Ces trois impacts sociaux prévisibles ne concerneront pas les mêmes espaces. Ils sont à identifier et à anticiper localement.

Quels méthodes et outils pour vérifier le ZAN ? Sont-ils suffisamment précis ? Comment les améliorer ?

Jusqu’en 2031, le calcul et le suivi de l’artificialisation se feront à partir des fichiers fonciers qui mesurent la consommation d’espaces naturels, agricoles et forestiers dits ENAF. Le calcul se fait à partir des données de la DGFip et notamment de la taxe foncière. Ils permettent de faire état du changement d’affectation du foncier cadastré. Cette donnée a des limites. En effet, les espaces non cadastrés, routes et infrastructures, ne sont pas comptabilisés. Cela suppose donc de faire appel à des données complémentaires. Par ailleurs une parcelle déclarée « à bâtir » est comptabilisée comme « artificialisée » avant même d’être construite. Pour autant, ces fonciers ont deux avantages : la maille est fine, le calcul est fait annuellement et ils permettent une comparaison et un suivi à toutes les échelles. Depuis 2019, le calcul de l’artificialisation des sols à partir des fichiers fonciers est accessible sur le portail national de l’artificialisation avec des informations territorialisées : toute personne peut suivre l’évolution de l’artificialisation de sa commune, de son intercommunalité.
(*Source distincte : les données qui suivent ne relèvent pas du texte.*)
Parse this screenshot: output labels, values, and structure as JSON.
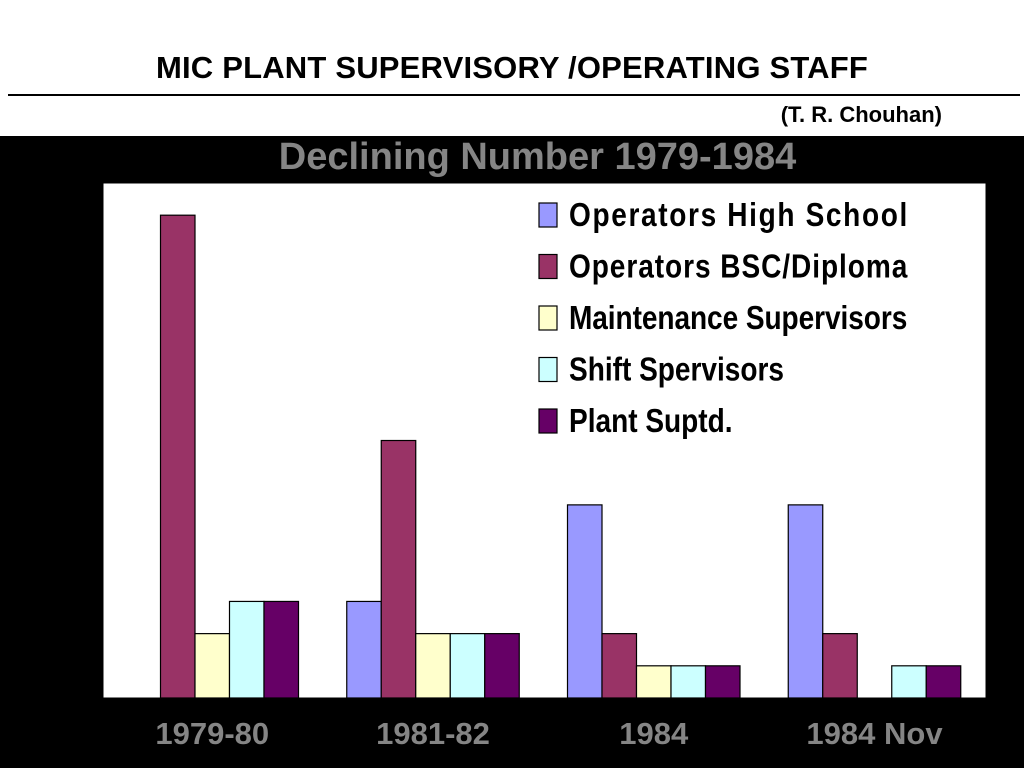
{
  "title": "MIC PLANT SUPERVISORY /OPERATING STAFF",
  "author": "(T. R. Chouhan)",
  "chart_data": {
    "type": "bar",
    "title": "Declining Number 1979-1984",
    "categories": [
      "1979-80",
      "1981-82",
      "1984",
      "1984 Nov"
    ],
    "series": [
      {
        "name": "Operators High School",
        "color": "#9999ff",
        "values": [
          0,
          3,
          6,
          6
        ]
      },
      {
        "name": "Operators BSC/Diploma",
        "color": "#993366",
        "values": [
          15,
          8,
          2,
          2
        ]
      },
      {
        "name": "Maintenance Supervisors",
        "color": "#ffffcc",
        "values": [
          2,
          2,
          1,
          0
        ]
      },
      {
        "name": "Shift Spervisors",
        "color": "#ccffff",
        "values": [
          3,
          2,
          1,
          1
        ]
      },
      {
        "name": "Plant Suptd.",
        "color": "#660066",
        "values": [
          3,
          2,
          1,
          1
        ]
      }
    ],
    "ylim": [
      0,
      16
    ],
    "grid": false,
    "legend": "top-right"
  }
}
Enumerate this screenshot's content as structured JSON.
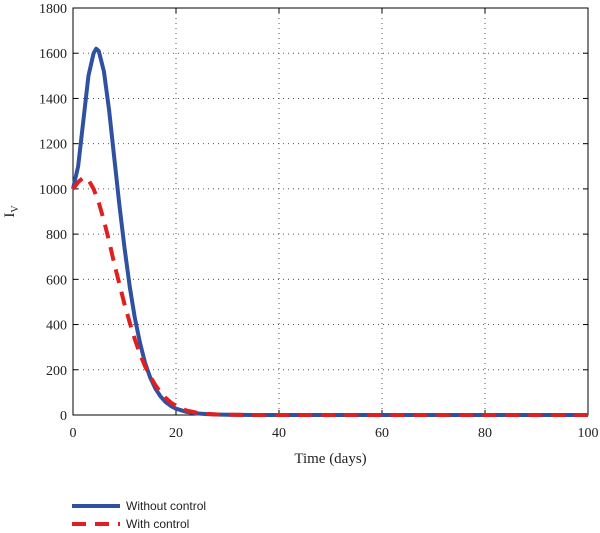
{
  "chart_data": {
    "type": "line",
    "title": "",
    "xlabel": "Time (days)",
    "ylabel_main": "I",
    "ylabel_sub": "V",
    "xlim": [
      0,
      100
    ],
    "ylim": [
      0,
      1800
    ],
    "xticks": [
      "0",
      "20",
      "40",
      "60",
      "80",
      "100"
    ],
    "yticks": [
      "0",
      "200",
      "400",
      "600",
      "800",
      "1000",
      "1200",
      "1400",
      "1600",
      "1800"
    ],
    "grid": true,
    "legend_position": "bottom-left",
    "series": [
      {
        "name": "Without control",
        "color": "#3050a0",
        "style": "solid",
        "x": [
          0,
          1,
          2,
          3,
          4,
          4.5,
          5,
          6,
          7,
          8,
          9,
          10,
          11,
          12,
          13,
          14,
          15,
          16,
          17,
          18,
          19,
          20,
          22,
          24,
          26,
          28,
          30,
          35,
          40,
          50,
          60,
          70,
          80,
          90,
          100
        ],
        "y": [
          1000,
          1100,
          1300,
          1500,
          1600,
          1620,
          1610,
          1520,
          1350,
          1140,
          930,
          740,
          570,
          430,
          320,
          230,
          165,
          117,
          82,
          57,
          40,
          28,
          14,
          7,
          4,
          2,
          1,
          0,
          0,
          0,
          0,
          0,
          0,
          0,
          0
        ]
      },
      {
        "name": "With control",
        "color": "#e02020",
        "style": "dashed",
        "x": [
          0,
          1,
          2,
          3,
          4,
          5,
          6,
          7,
          8,
          9,
          10,
          11,
          12,
          13,
          14,
          15,
          16,
          17,
          18,
          19,
          20,
          22,
          24,
          26,
          28,
          30,
          35,
          40,
          50,
          60,
          70,
          80,
          90,
          100
        ],
        "y": [
          1000,
          1030,
          1050,
          1040,
          1000,
          940,
          860,
          770,
          670,
          580,
          490,
          410,
          335,
          270,
          215,
          170,
          132,
          100,
          75,
          55,
          40,
          20,
          10,
          5,
          2,
          1,
          0,
          0,
          0,
          0,
          0,
          0,
          0,
          0
        ]
      }
    ]
  }
}
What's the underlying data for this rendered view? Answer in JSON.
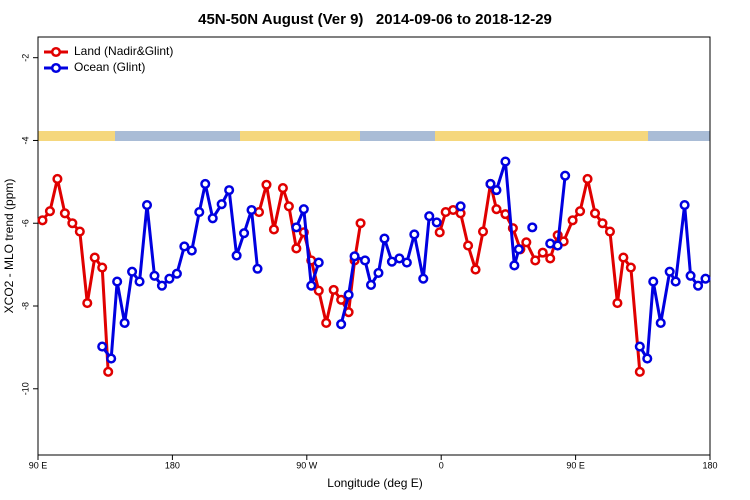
{
  "chart_data": {
    "type": "line",
    "title": "45N-50N August (Ver 9)   2014-09-06 to 2018-12-29",
    "x_label": "Longitude (deg E)",
    "y_label": "XCO2 - MLO trend (ppm)",
    "xlim": [
      90,
      540
    ],
    "xticks": [
      {
        "value": 90,
        "label": "90 E"
      },
      {
        "value": 180,
        "label": "180"
      },
      {
        "value": 270,
        "label": "90 W"
      },
      {
        "value": 360,
        "label": "0"
      },
      {
        "value": 450,
        "label": "90 E"
      },
      {
        "value": 540,
        "label": "180"
      }
    ],
    "ylim": [
      -11.6,
      -1.5
    ],
    "yticks": [
      -2,
      -4,
      -6,
      -8,
      -10
    ],
    "legend": "top-left",
    "series": [
      {
        "name": "Land (Nadir&Glint)",
        "color": "#e00000",
        "x": [
          93,
          98,
          103,
          108,
          113,
          118,
          123,
          128,
          133,
          137,
          null,
          238,
          243,
          248,
          254,
          258,
          263,
          268,
          273,
          278,
          283,
          288,
          293,
          298,
          302,
          306,
          null,
          359,
          363,
          368,
          373,
          378,
          383,
          388,
          393,
          397,
          403,
          408,
          413,
          417,
          423,
          428,
          433,
          438,
          442,
          448,
          453,
          458,
          463,
          468,
          473,
          478,
          482,
          487,
          493
        ],
        "values": [
          -5.93,
          -5.71,
          -4.93,
          -5.76,
          -6.0,
          -6.2,
          -7.93,
          -6.83,
          -7.07,
          -9.59,
          null,
          -5.73,
          -5.07,
          -6.15,
          -5.15,
          -5.59,
          -6.61,
          -6.22,
          -6.9,
          -7.63,
          -8.41,
          -7.61,
          -7.85,
          -8.15,
          -6.9,
          -6.0,
          null,
          -6.22,
          -5.73,
          -5.68,
          -5.76,
          -6.54,
          -7.12,
          -6.2,
          -5.05,
          -5.66,
          -5.78,
          -6.12,
          -6.63,
          -6.46,
          -6.9,
          -6.71,
          -6.85,
          -6.29,
          -6.44,
          -5.93,
          -5.71,
          -4.93,
          -5.76,
          -6.0,
          -6.2,
          -7.93,
          -6.83,
          -7.07,
          -9.59
        ]
      },
      {
        "name": "Ocean (Glint)",
        "color": "#0000e0",
        "x": [
          133,
          139,
          143,
          148,
          153,
          158,
          163,
          168,
          173,
          178,
          183,
          188,
          193,
          198,
          202,
          207,
          213,
          218,
          223,
          228,
          233,
          237,
          null,
          263,
          268,
          273,
          278,
          null,
          293,
          298,
          302,
          309,
          313,
          318,
          322,
          327,
          332,
          337,
          342,
          348,
          352,
          357,
          null,
          373,
          null,
          393,
          397,
          403,
          409,
          412,
          null,
          421,
          null,
          433,
          438,
          443,
          null,
          493,
          498,
          502,
          507,
          513,
          517,
          523,
          527,
          532,
          537
        ],
        "values": [
          -8.98,
          -9.27,
          -7.41,
          -8.41,
          -7.17,
          -7.41,
          -5.56,
          -7.27,
          -7.51,
          -7.34,
          -7.22,
          -6.56,
          -6.66,
          -5.73,
          -5.05,
          -5.88,
          -5.54,
          -5.2,
          -6.78,
          -6.24,
          -5.68,
          -7.1,
          null,
          -6.1,
          -5.66,
          -7.51,
          -6.95,
          null,
          -8.44,
          -7.73,
          -6.8,
          -6.9,
          -7.49,
          -7.2,
          -6.37,
          -6.93,
          -6.85,
          -6.95,
          -6.27,
          -7.34,
          -5.83,
          -5.98,
          null,
          -5.59,
          null,
          -5.05,
          -5.2,
          -4.51,
          -7.02,
          -6.63,
          null,
          -6.1,
          null,
          -6.49,
          -6.54,
          -4.85,
          null,
          -8.98,
          -9.27,
          -7.41,
          -8.41,
          -7.17,
          -7.41,
          -5.56,
          -7.27,
          -7.51,
          -7.34
        ]
      }
    ]
  }
}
Les données vont être améliorées par la généralisation de l’OCSGE (occupation des sols à grande échelle) en cours de production, en association avec l’IGN. Il cherche à distinguer l’occupation des sols et l’usage des sols. Construit à partir des photographies aériennes et avec le concours de l’intelligence artificielle, il couvrira toute la France fin 2024, et sera mis à jour tous les trois ans. Ce sera la référence des calculs après 2031.

Plus globalement, la logique du ZAN est une logique surfacielle. Sa limite principale est de ne pas qualifier les sols : un hectare égal un hectare. Or, tous les sols n’ont pas les mêmes qualités, ni pour l’agriculture, ni pour la biodiversité, ni pour la forêt.

Que retenir de la réforme du 20 juillet 2023 en la matière ?

La loi du 20 juillet 2023 qui révise la loi Climat et résilience, précise un calendrier permettant de suivre la mise en œuvre du ZAN et son évaluation. Tout d’abord elle allonge les délais de mise en conformité des documents de planification et d’urbanisme (Sraddet, SCoT, PLU, PLUi et carte communale). Cet allongement pose problème, car en bout de chaîne, les PLU qui abordent les questions les plus concrètes doivent être mis à jour au plus tard en février 2028 pour préciser des objectifs de consommation d’espace sur la période 2021-2031 déjà très avancée !

D’autre part, la loi propose des échéances pour l’évaluation de la consommation d’espace : les conférences régionales nouvellement créées doivent produire un bilan de la mise en œuvre des objectifs au plus tard un an après leur installation. Elles doivent également fournir au Parlement une évaluation intermédiaire en 2027 et en 2031 une évaluation du dispositif de garantie de surface minimale consommée (1 ha par commune). Cette dernière mesure était le point clé de la révision législative qui avait surtout pour but de répondre aux inquiétudes d’un grand nombre de maires des petites communes.

Propos recueillis par Fabien Bottini, Docteur en droit public – HDR, Professeur des Universités,
Le Mans Université, Chaire innovation de l’Institut Universitaire de France, Consultant


(1) Cerema, Analyse de 10 SCoT « Grenelle » – La consommation d’espaces naturels, agricoles et forestiers dans les SCoT, 2015.

(2) Sur les modalités de calculs de l’artificialisation : Béchet B., Le Bissonnais Y. et Ruas A. (coord.), Sols artificialisés et processus d’artificialisation des sols : déterminants, impacts et leviers d’action. INRA, IFSTTAR. 2017, 609 p ; France Stratégie, Fosse Julien, Objectif « Zéro artificialisation nette ». Quels leviers pour protéger les sols ? juillet 2019.